Elmira, who also was binding shoes, sitting on a stool before the scanty fire, rose quickly at her mother’s command, went into the bedroom, and emerged with an old white yarn stocking hanging heavily from her hand.
“Empty it on the table and show Squire Merritt,” ordered her mother, in a tone as if she commanded the resources of the royal treasury to be displayed.
Elmira obeyed. She inverted the stocking, and from it jingled a shower of coin into a pitiful little heap on the table.
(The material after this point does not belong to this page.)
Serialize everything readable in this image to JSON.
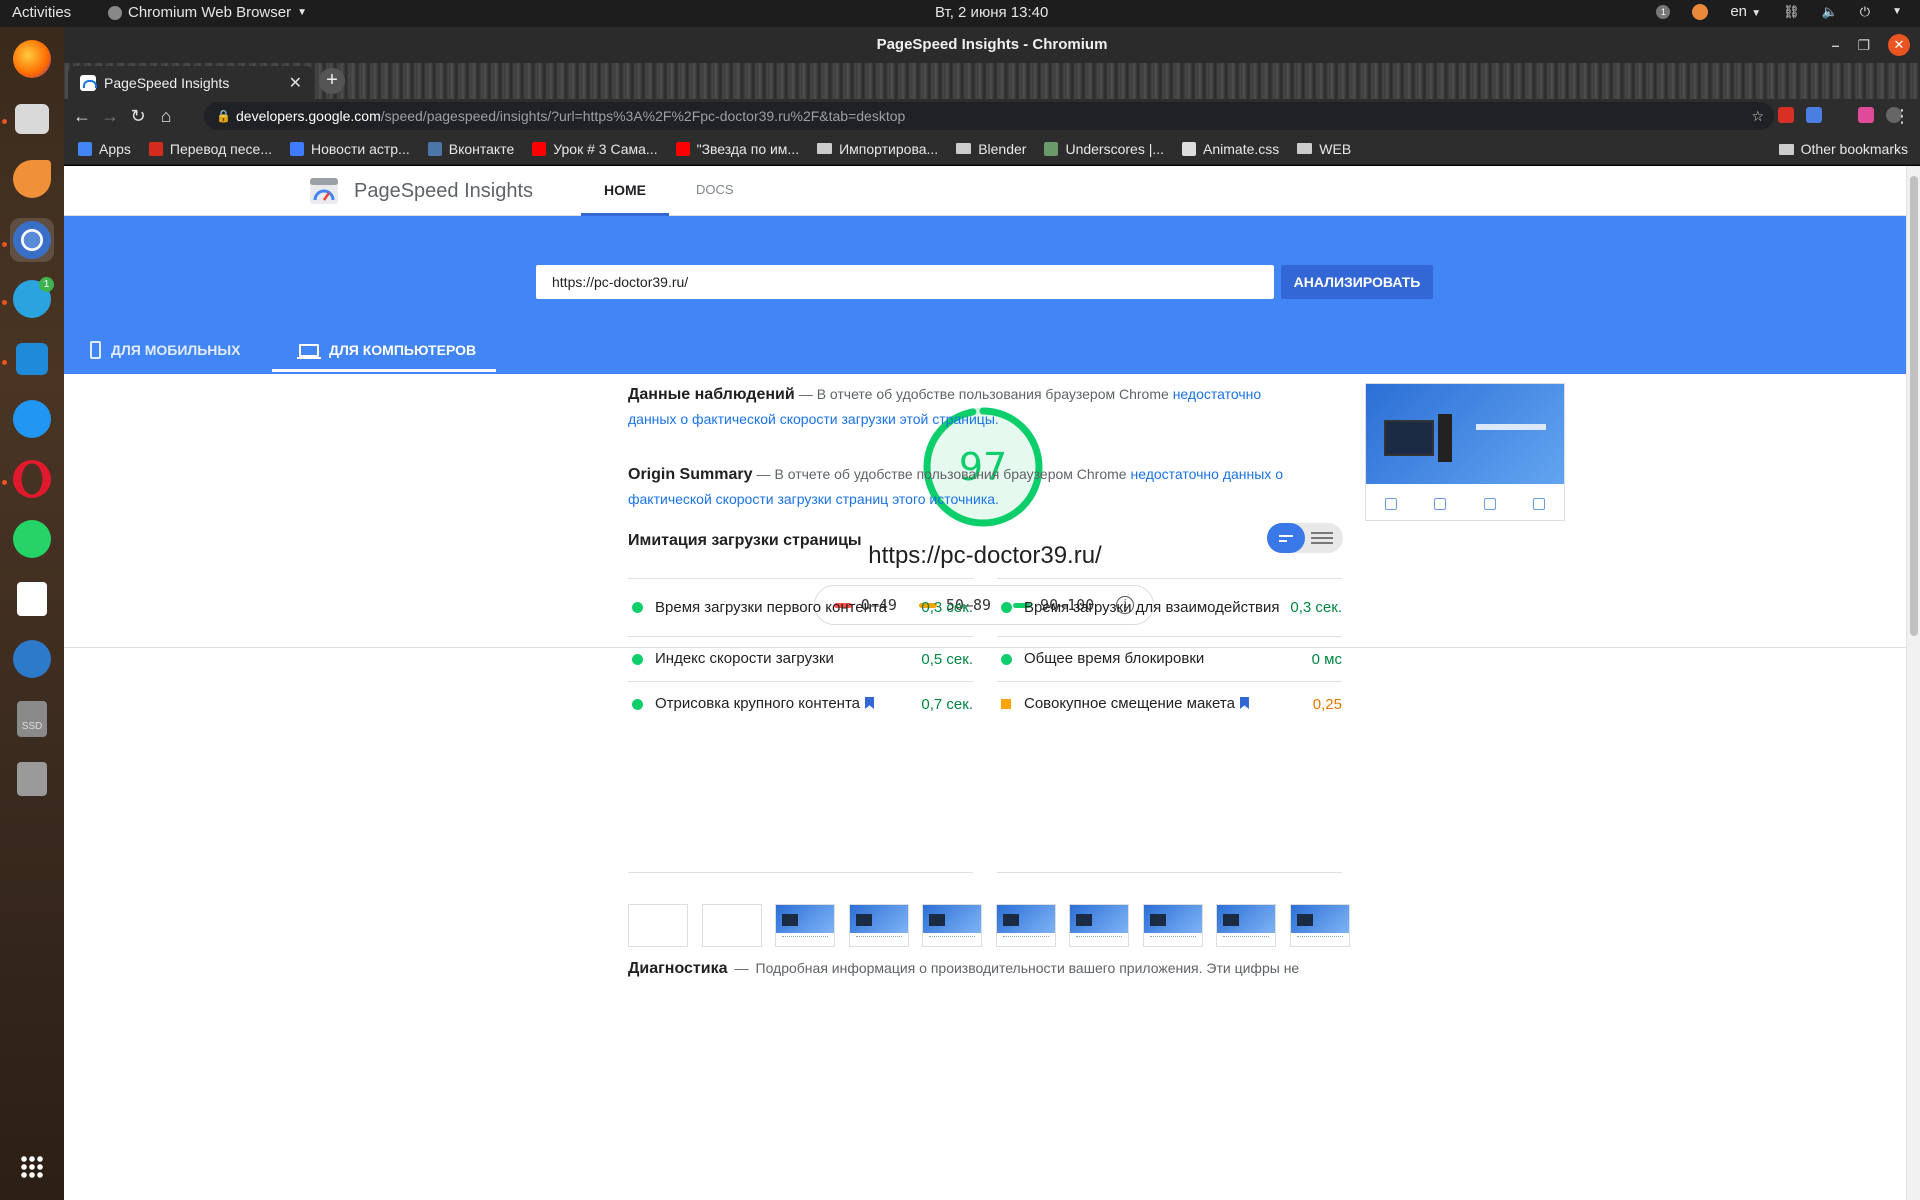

“There!” said Ann, pointing at it with a little bony finger. The smallest coins of the realm went to make up the little pile, and the Lord only knew how she and her children had grubbed them together. Every penny there represented more than the sweat of the brow: the sweat of the heart.
Squire Eben Merritt, with some dim perception of the true magnitude and meaning of that little hoard, gained partly through Ann’s manner, partly through his own quickness of sympathy, fairly started as he looked at it and her.
“There’s twenty-one dollars, all but two shillin’s, there,” said Ann, with hard triumph. “The two shillin’s Jerome is goin’ to have to-night. He’s been splittin’ of kindlin’-wood, after school, for your sister, this week, and she’s goin’ to pay him the same as she did for weedin’. You can take this now, if you want to, or wait and have it all together.”